Silbury Hill is a large chalk mound and is the largest man-made structure from Neolithic Europe. It appears that building started around 2400 BC and that it was either finished shortly after this time and saw on-going modification into the early Bronze Age, or that it did not reach its full height until around 2000 BC (Bayliss et al. 2007, 42). Bayliss et al. (2007, 43) prefer the former option and thus Silbury Hill is at full height in the model. The visibility of the tip of the monument from the Obelisk at Avebury suggests that Silbury Hill had reached its full height by the time the stones were raised.

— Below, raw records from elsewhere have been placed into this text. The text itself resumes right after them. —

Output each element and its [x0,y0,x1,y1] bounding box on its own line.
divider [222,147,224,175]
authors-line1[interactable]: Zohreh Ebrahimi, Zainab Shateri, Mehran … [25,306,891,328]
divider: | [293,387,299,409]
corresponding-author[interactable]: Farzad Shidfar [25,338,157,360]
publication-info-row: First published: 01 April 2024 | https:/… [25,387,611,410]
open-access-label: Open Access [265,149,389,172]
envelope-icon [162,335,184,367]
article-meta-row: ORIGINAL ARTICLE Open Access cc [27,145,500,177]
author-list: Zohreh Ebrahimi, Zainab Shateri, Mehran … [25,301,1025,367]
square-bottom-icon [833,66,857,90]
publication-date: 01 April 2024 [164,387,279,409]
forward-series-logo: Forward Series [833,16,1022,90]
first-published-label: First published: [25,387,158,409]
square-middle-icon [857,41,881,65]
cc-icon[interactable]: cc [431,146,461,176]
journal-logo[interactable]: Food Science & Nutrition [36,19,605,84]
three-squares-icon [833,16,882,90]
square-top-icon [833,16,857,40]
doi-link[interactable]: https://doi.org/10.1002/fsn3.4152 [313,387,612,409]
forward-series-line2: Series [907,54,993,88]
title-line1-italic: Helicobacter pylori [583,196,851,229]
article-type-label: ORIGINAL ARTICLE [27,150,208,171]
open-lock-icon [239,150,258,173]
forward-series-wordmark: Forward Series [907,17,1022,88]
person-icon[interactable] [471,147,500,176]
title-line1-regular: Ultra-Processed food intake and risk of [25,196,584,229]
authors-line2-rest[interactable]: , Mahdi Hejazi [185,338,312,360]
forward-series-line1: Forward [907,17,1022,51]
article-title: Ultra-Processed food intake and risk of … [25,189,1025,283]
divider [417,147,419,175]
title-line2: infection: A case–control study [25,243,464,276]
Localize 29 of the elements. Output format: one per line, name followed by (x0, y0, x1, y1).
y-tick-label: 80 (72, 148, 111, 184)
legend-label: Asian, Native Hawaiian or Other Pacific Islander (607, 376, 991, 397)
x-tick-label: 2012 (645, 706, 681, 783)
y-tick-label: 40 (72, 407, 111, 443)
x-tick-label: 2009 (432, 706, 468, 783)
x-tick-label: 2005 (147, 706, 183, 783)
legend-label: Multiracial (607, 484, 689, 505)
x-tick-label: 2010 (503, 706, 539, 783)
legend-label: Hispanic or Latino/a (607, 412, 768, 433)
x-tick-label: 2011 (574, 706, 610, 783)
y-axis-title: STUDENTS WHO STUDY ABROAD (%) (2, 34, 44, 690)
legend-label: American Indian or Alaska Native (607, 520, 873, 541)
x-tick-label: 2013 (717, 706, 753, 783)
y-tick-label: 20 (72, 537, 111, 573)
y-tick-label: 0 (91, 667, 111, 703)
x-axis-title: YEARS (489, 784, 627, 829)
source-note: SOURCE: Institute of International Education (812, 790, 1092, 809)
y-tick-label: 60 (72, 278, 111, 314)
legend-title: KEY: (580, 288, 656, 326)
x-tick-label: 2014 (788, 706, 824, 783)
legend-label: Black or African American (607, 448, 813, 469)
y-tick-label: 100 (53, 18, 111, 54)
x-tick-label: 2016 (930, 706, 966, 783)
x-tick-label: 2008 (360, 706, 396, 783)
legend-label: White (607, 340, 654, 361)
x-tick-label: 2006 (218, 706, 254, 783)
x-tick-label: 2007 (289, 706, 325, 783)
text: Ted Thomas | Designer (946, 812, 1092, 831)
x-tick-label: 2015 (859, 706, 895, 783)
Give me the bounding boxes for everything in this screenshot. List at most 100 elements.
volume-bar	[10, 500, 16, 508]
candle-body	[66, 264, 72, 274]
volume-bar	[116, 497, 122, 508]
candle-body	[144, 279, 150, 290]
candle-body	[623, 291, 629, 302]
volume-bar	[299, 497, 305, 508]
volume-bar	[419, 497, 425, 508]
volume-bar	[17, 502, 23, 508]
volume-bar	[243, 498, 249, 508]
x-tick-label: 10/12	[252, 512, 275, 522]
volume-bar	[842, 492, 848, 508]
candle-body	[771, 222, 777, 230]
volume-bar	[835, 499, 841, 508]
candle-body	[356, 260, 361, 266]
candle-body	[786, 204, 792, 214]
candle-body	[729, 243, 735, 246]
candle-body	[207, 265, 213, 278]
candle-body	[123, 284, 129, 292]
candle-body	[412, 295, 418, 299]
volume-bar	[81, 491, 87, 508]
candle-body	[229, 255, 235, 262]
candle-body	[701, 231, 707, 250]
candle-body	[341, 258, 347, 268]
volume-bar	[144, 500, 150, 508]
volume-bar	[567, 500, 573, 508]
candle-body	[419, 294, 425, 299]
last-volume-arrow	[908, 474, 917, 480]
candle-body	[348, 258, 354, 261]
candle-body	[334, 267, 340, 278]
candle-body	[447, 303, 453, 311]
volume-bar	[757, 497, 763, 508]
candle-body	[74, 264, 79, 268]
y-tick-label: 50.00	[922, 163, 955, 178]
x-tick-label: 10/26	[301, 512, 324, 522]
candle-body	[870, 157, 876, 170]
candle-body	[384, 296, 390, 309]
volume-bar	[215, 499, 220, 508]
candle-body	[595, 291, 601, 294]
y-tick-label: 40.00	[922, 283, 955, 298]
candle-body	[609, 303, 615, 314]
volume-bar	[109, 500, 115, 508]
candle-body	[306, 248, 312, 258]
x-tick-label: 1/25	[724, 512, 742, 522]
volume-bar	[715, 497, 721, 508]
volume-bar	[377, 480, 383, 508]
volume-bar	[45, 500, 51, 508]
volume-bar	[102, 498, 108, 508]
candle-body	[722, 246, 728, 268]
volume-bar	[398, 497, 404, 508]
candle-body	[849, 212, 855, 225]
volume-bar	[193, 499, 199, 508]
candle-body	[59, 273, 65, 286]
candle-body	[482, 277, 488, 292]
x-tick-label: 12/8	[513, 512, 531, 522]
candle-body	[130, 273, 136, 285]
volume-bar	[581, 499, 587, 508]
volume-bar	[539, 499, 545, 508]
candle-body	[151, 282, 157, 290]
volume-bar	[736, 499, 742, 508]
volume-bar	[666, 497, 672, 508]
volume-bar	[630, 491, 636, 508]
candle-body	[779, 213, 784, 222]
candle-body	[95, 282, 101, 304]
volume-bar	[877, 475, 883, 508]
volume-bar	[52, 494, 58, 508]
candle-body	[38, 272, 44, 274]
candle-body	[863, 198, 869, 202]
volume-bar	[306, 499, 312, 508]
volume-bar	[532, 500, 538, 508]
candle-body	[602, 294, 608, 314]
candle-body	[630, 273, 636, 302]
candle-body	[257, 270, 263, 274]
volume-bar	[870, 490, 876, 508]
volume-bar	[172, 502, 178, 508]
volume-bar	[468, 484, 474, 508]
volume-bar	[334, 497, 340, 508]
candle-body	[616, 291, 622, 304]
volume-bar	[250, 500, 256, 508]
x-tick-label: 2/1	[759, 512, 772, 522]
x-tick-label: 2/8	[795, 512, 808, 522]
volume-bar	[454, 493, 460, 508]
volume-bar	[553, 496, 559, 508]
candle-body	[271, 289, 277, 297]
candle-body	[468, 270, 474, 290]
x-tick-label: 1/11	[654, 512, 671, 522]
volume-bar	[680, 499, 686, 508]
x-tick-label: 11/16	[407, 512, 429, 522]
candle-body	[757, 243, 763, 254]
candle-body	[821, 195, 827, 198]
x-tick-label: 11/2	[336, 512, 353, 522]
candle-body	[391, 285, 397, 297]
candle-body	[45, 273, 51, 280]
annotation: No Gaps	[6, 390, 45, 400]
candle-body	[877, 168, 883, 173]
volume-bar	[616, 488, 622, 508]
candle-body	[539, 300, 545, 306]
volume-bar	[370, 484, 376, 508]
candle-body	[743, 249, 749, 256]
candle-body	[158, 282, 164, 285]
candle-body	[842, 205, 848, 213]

The West Kennet Avenue and the lithic scatter

The West Kennet Avenue runs for around 2.4km, linking the Sanctuary with Avebury henge. It is made up of pairs of stones placed around 10m apart. It is assumed that the avenues were not constructed until the stones within Avebury were erected, thus it would be fair to date the avenues to the second half of the third millennium BC. Much of the course of the West Kennet Avenue is known from the stone socket evidence (Smith 1965). In the GIS model, known stone positions from Keiller's work are used and projections are then generated to link them. The lithic and ceramic scatter around stones 27 to 32 is also included in the GIS model. Radiocarbon dates for charcoal associated with this scatter dated it to 3030-2700 cal BC (Cleal 2001, 63) but from the style of the material found it can be assumed that usage continued for some time after this (Smith 1965, 212).

Windmill Hill

Causewayed enclosures appeared shortly after long barrow construction began. Three are known in the study area: the triple-ringed Windmill Hill to the north and Ryebury and Knap Hill on the ridge to the south. Radiocarbon dates for the primary fills in the Windmill Hill ditches give a construction date of 3650-3350 cal BC (Whittle et al. 1999, 119). There is considerable evidence of pre-construction activity at Windmill Hill, including depository pits, a nearby rectilinear feature (possibly containing a wooden structure) and possible deturfing for agriculture (Smith 1965, 22-33). It also seems that there was prolonged interest in the site into the third millennium BC (Pollard and Reynolds 2002, 77).